First, any difference should take quite a while to show up. That’s for a number of reasons, including but not limited to:
- The disease incubation period (mean five days from infection to symptom onset);
- Reporting lag (at least five days, probably longer, on average, between symptom onset, seeking medical help, and having the case enter the official counts);
- A generally “soft”, partial-and-measured re-opening, where only a subset of business re-opened, at something less than capacity, and with a less-than-enthusiastic average response from the public.
- Some staggering of the opening dates — some of these states began re-opening before May 1, some states began a few days after May 1.
- Churches — in my mind, a likely source of infection spread — typically only meet weekly, and many appeared unprepared to resume services on 5/1/2020.

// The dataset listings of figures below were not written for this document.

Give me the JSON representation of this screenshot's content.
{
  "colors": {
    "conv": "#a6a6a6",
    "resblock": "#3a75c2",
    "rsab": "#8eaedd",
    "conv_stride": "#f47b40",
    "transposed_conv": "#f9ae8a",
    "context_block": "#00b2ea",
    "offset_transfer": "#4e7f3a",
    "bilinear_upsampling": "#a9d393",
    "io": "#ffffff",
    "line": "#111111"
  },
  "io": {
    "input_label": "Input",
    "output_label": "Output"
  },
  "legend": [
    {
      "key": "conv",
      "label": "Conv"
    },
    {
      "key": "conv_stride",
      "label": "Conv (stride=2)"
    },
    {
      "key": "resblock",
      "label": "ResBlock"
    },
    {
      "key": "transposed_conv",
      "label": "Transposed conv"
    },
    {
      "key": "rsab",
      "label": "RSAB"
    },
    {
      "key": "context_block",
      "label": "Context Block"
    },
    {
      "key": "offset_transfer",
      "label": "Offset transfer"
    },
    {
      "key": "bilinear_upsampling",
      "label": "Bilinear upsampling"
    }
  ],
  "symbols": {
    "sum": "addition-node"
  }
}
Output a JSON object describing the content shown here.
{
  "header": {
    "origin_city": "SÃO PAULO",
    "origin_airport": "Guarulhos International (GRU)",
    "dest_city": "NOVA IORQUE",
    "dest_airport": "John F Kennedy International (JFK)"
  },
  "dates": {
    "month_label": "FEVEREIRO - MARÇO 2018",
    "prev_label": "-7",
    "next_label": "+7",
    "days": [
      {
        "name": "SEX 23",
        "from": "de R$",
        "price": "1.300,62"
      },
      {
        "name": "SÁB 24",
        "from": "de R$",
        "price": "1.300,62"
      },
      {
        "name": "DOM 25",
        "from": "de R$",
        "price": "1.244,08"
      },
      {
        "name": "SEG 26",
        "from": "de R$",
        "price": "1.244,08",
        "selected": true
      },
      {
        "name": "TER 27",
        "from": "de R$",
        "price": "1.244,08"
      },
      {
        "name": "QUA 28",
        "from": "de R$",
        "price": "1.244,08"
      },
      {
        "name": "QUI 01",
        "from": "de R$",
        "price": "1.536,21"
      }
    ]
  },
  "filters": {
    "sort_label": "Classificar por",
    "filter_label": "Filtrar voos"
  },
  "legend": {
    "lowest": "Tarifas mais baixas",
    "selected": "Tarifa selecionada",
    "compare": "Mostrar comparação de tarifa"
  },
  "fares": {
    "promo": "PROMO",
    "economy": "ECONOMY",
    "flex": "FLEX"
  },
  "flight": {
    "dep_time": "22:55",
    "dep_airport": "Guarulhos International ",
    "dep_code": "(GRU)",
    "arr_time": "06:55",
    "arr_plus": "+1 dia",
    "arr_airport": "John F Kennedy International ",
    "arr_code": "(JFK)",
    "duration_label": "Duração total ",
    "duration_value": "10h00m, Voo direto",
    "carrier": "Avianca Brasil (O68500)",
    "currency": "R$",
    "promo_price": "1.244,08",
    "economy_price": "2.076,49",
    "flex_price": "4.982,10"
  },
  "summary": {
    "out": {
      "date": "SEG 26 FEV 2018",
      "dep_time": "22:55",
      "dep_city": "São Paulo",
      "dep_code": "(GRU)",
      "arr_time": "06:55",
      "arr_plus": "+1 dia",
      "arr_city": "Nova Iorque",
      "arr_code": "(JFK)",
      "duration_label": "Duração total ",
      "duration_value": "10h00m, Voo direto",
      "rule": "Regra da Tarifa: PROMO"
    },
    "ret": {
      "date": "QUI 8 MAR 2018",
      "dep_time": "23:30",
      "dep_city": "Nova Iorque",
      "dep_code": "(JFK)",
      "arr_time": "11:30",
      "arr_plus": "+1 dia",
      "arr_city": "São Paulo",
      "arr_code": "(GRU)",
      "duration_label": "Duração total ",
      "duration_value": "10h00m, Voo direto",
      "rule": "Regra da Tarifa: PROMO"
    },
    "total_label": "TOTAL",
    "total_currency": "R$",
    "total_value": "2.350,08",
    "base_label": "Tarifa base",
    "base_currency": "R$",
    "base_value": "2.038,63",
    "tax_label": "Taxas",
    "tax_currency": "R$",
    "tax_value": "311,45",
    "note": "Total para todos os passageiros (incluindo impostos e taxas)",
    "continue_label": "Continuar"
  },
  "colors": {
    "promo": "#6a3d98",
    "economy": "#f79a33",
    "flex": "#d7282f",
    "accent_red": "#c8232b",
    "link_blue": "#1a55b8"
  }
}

So why did I run the numbers, if I didn’t really expect to see a result? I wanted to be sure that I didn’t see a result. In other words, this initial run-through was more-or-less a check on the methods. I’d like to be sure that I don’t see results, where I shouldn’t see results.

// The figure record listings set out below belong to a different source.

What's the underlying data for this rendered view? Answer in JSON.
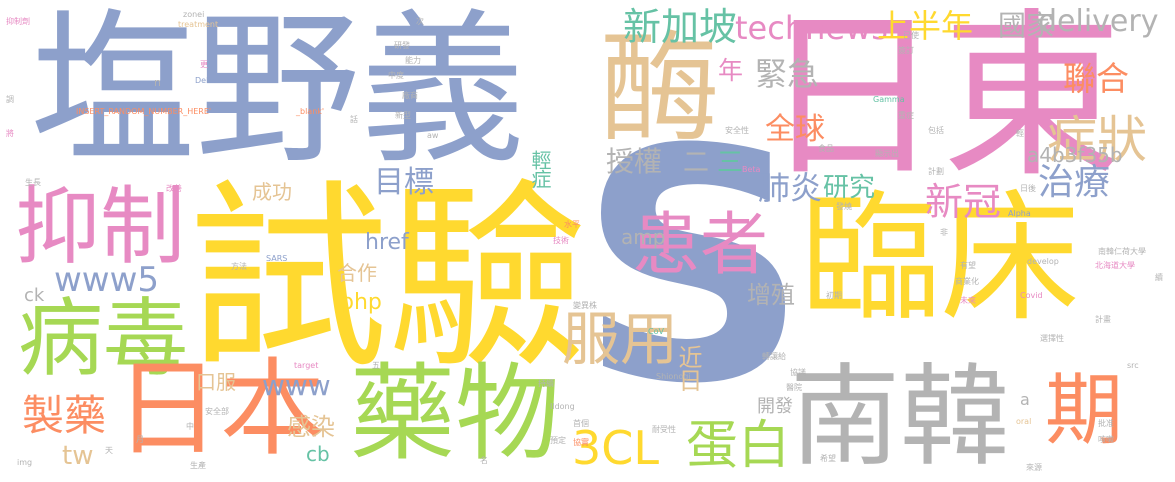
{
  "wordcloud": {
    "words": {
      "s": "S",
      "yanye": "塩野義",
      "riben_dong": "日東",
      "shiyan": "試驗",
      "linchuang": "臨床",
      "mei": "酶",
      "yizhi": "抑制",
      "bingdu": "病毒",
      "yaowu": "藥物",
      "nanhan": "南韓",
      "riben": "日本",
      "huanzhe": "患者",
      "fuyong": "服用",
      "qi": "期",
      "zhengzhuang": "症狀",
      "danbai": "蛋白",
      "zhiyao": "製藥",
      "threecl": "3CL",
      "xinjiapo": "新加坡",
      "technews": "technews",
      "shangbannian": "上半年",
      "guojia": "國家",
      "delivery": "delivery",
      "lianhe": "聯合",
      "jinji": "緊急",
      "quanqiu": "全球",
      "nian": "年",
      "mubiao": "目標",
      "shouquan": "授權",
      "er": "二",
      "san": "三",
      "feiyan": "肺炎",
      "yanjiu": "研究",
      "xinguan": "新冠",
      "zhiliao": "治療",
      "a4b3f35b": "a4b3f35b",
      "href": "href",
      "chenggong": "成功",
      "qingzheng": "輕症",
      "www5": "www5",
      "hezuo": "合作",
      "php": "php",
      "amp": "amp",
      "zengzhi": "增殖",
      "jinri": "近日",
      "ck": "ck",
      "www": "www",
      "koufu": "口服",
      "ganran": "感染",
      "kaifa": "開發",
      "tw": "tw",
      "cb": "cb",
      "a": "a",
      "yizhiji": "抑制劑",
      "zonei": "zonei",
      "treatment": "treatment",
      "gen": "更",
      "n": "n",
      "delta": "Delta",
      "insert": "INSERT_RANDOM_NUMBER_HERE'",
      "blank": "_blank'",
      "ci": "次",
      "yanfa": "研發",
      "nengli": "能力",
      "zhongdu": "中度",
      "shenghao": "廠商",
      "xinxing": "新型",
      "hua": "話",
      "jiang": "將",
      "yijing": "已使",
      "qianding": "簽訂",
      "gamma": "Gamma",
      "zhongzheng": "重症",
      "aw": "aw",
      "anquanxing": "安全性",
      "shipin": "食品",
      "xianshi": "顯示出",
      "baokuo": "包括",
      "qing": "輕",
      "jisuan": "計劃",
      "beta": "Beta",
      "shengchang": "生長",
      "gaishan": "改善",
      "fayan": "發燒",
      "ribe": "日後",
      "alpha": "Alpha",
      "shuiping": "水平",
      "jishu": "技術",
      "fei": "非",
      "nanhan_ren": "南韓仁荷大學",
      "beihai": "北海道大學",
      "sars": "SARS",
      "fangfa": "方法",
      "youwang": "有望",
      "shangyehua": "商業化",
      "develop": "develop",
      "chuqi": "初期",
      "weilai": "未來",
      "covid": "Covid",
      "tuo": "續",
      "bianyizhu": "變異株",
      "jihua": "計畫",
      "cov": "CoV",
      "zhuanrang": "轉讓給",
      "shionogi": "Shionogi",
      "xuanzexing": "選擇性",
      "src": "src",
      "target": "target",
      "wu": "五",
      "chixu": "持續",
      "xiedao": "協議",
      "yiyuan": "醫院",
      "ildong": "Ildong",
      "anquanbu": "安全部",
      "shouli": "首個",
      "naishouxing": "耐受性",
      "oral": "oral",
      "yue": "月",
      "zhong": "中",
      "yuding": "預定",
      "xieshi": "協實",
      "pizhun": "批准",
      "tian": "天",
      "img": "img",
      "shengchan": "生產",
      "ming": "名",
      "xiwang": "希望",
      "kesou": "咳嗽",
      "laiyuan": "來源",
      "diao": "調"
    }
  }
}
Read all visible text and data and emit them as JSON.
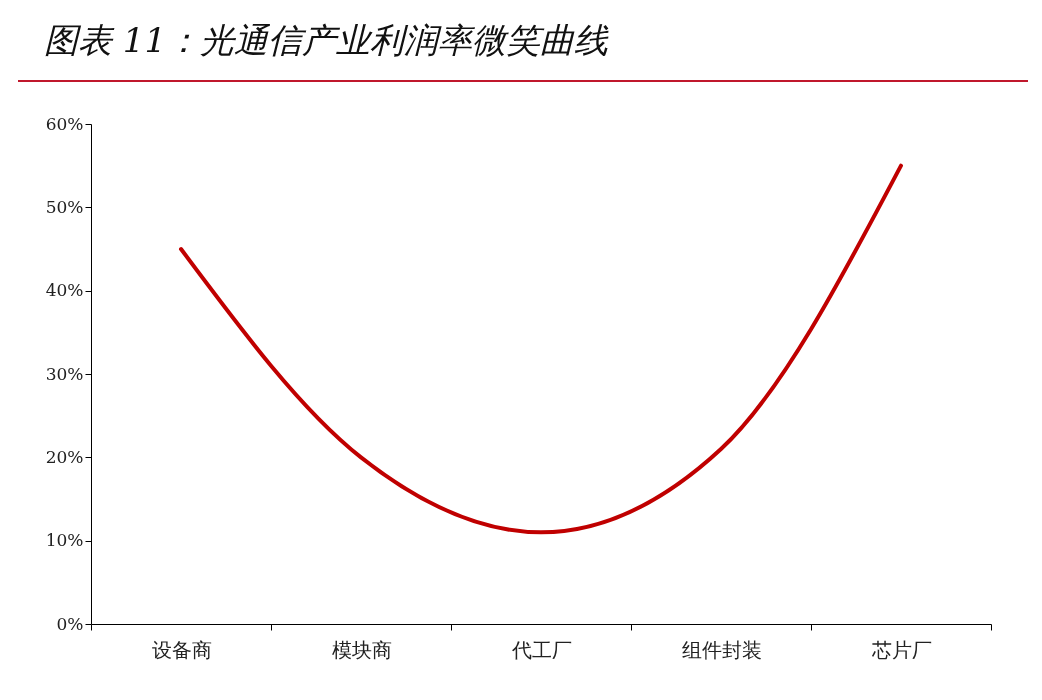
{
  "chart_data": {
    "type": "line",
    "title": "图表 11：光通信产业利润率微笑曲线",
    "categories": [
      "设备商",
      "模块商",
      "代工厂",
      "组件封装",
      "芯片厂"
    ],
    "series": [
      {
        "color": "#c00000",
        "values": [
          45,
          20,
          11,
          21,
          55
        ]
      }
    ],
    "ylim": [
      0,
      60
    ],
    "yticks": [
      {
        "value": 0,
        "label": "0%"
      },
      {
        "value": 10,
        "label": "10%"
      },
      {
        "value": 20,
        "label": "20%"
      },
      {
        "value": 30,
        "label": "30%"
      },
      {
        "value": 40,
        "label": "40%"
      },
      {
        "value": 50,
        "label": "50%"
      },
      {
        "value": 60,
        "label": "60%"
      }
    ],
    "grid": false,
    "marker": "none",
    "line_style": "solid"
  }
}
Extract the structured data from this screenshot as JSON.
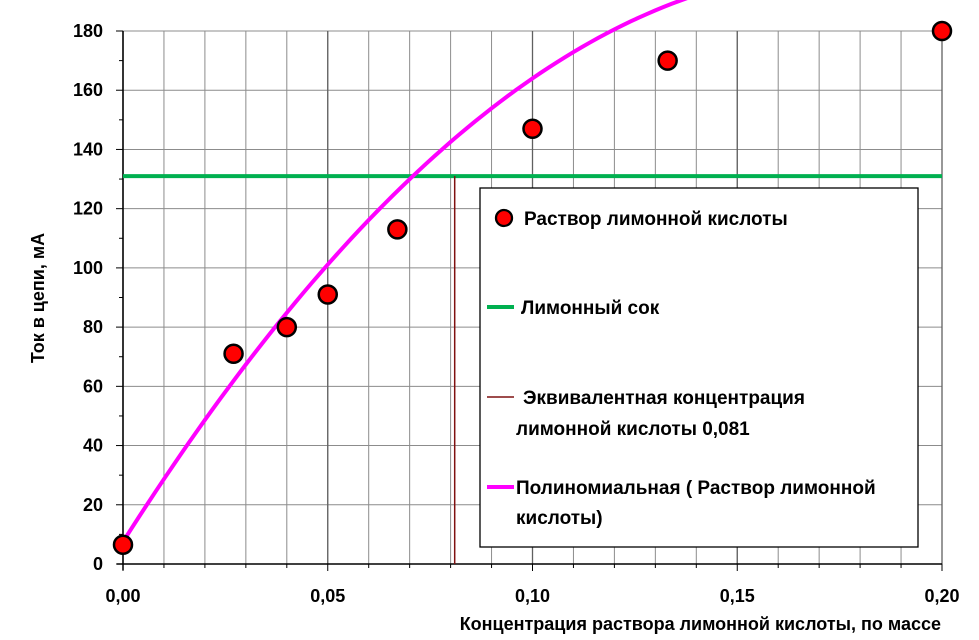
{
  "chart_data": {
    "type": "scatter",
    "xlabel": "Концентрация раствора лимонной кислоты, по массе",
    "ylabel": "Ток в цепи, мА",
    "xlim": [
      0,
      0.2
    ],
    "ylim": [
      0,
      180
    ],
    "x_ticks": [
      "0,00",
      "0,05",
      "0,10",
      "0,15",
      "0,20"
    ],
    "y_ticks": [
      "0",
      "20",
      "40",
      "60",
      "80",
      "100",
      "120",
      "140",
      "160",
      "180"
    ],
    "grid": true,
    "legend_position": "right",
    "series": [
      {
        "name": "Раствор лимонной кислоты",
        "kind": "scatter",
        "color": "#ff0000",
        "points": [
          {
            "x": 0.0,
            "y": 6.5
          },
          {
            "x": 0.027,
            "y": 71
          },
          {
            "x": 0.04,
            "y": 80
          },
          {
            "x": 0.05,
            "y": 91
          },
          {
            "x": 0.067,
            "y": 113
          },
          {
            "x": 0.1,
            "y": 147
          },
          {
            "x": 0.133,
            "y": 170
          },
          {
            "x": 0.2,
            "y": 180
          }
        ]
      },
      {
        "name": "Лимонный сок",
        "kind": "hline",
        "color": "#00b050",
        "y": 131
      },
      {
        "name_lines": [
          "Эквивалентная концентрация",
          "лимонной кислоты 0,081"
        ],
        "kind": "vline",
        "color": "#7f1010",
        "x": 0.081
      },
      {
        "name_lines": [
          "Полиномиальная ( Раствор лимонной",
          "кислоты)"
        ],
        "kind": "trendline",
        "color": "#ff00ff",
        "coefficients": [
          7.5,
          2180,
          -6150
        ]
      }
    ]
  }
}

Second, it’s entirely possible that this analysis will never show results. Again, for lots of good reasons, including but not limited to:
- At some point, all the states will re-open businesses, so I lose my comparison group.
- States may cheat if the numbers turn against them. I hear that Florida has already started changing the numbers, excluding nursing homes and other “outbreaks” from their data.
- The variation in how states go about this may add so much random “noise” that it may swamp any systematic differences.
- Variation in the extent to which state populations embrace the re-opening of business, ditto.
So why do this at all? Because any reasonably systematic approach beats the baloney you are going to read in various news services. Newspaper reporters naturally focus on click-bait — the outliers, the worst cases, and the eye-catching numbers. Fox News and similar can be relied upon to suppress anything that appears to question this policy. And so on.
Can this analysis be improved? Sure, and I may try to do that, by looking at the nuances of just exactly when, where, and how states re-opened businesses. But that’s a lot of work. And, frankly, unless there’s some whopping big effect at the us-versus-them level, there will probably be no impact on people’s thinking, anyway.
What I think will be the most interesting is whether there will be even one state, or even one large city, that has to backtrack on their re-opening policy. Given the wide variability of the disease, of the transmission routes, and so on, you’d certain expect that there would be.
If not, that suggests that there are common-but-unknown factors that are affecting this, outside of explicit public health policy. Weather, phases of the moon, wrath of the gods, who knows.
Or, my favorite, the likelihood of aerosol (airborne) transmission being the single largest remaining source of new infections outside of the residential setting. Because if that’s the case, nobody has warned the population to take appropriate precautions against that. (E.g., keep the windows open.) We all remain equally ignorant and unprepared, thanks to the CDC’s unwillingness to admit to the likelihood of aerosol (airborne) transmission of this disease.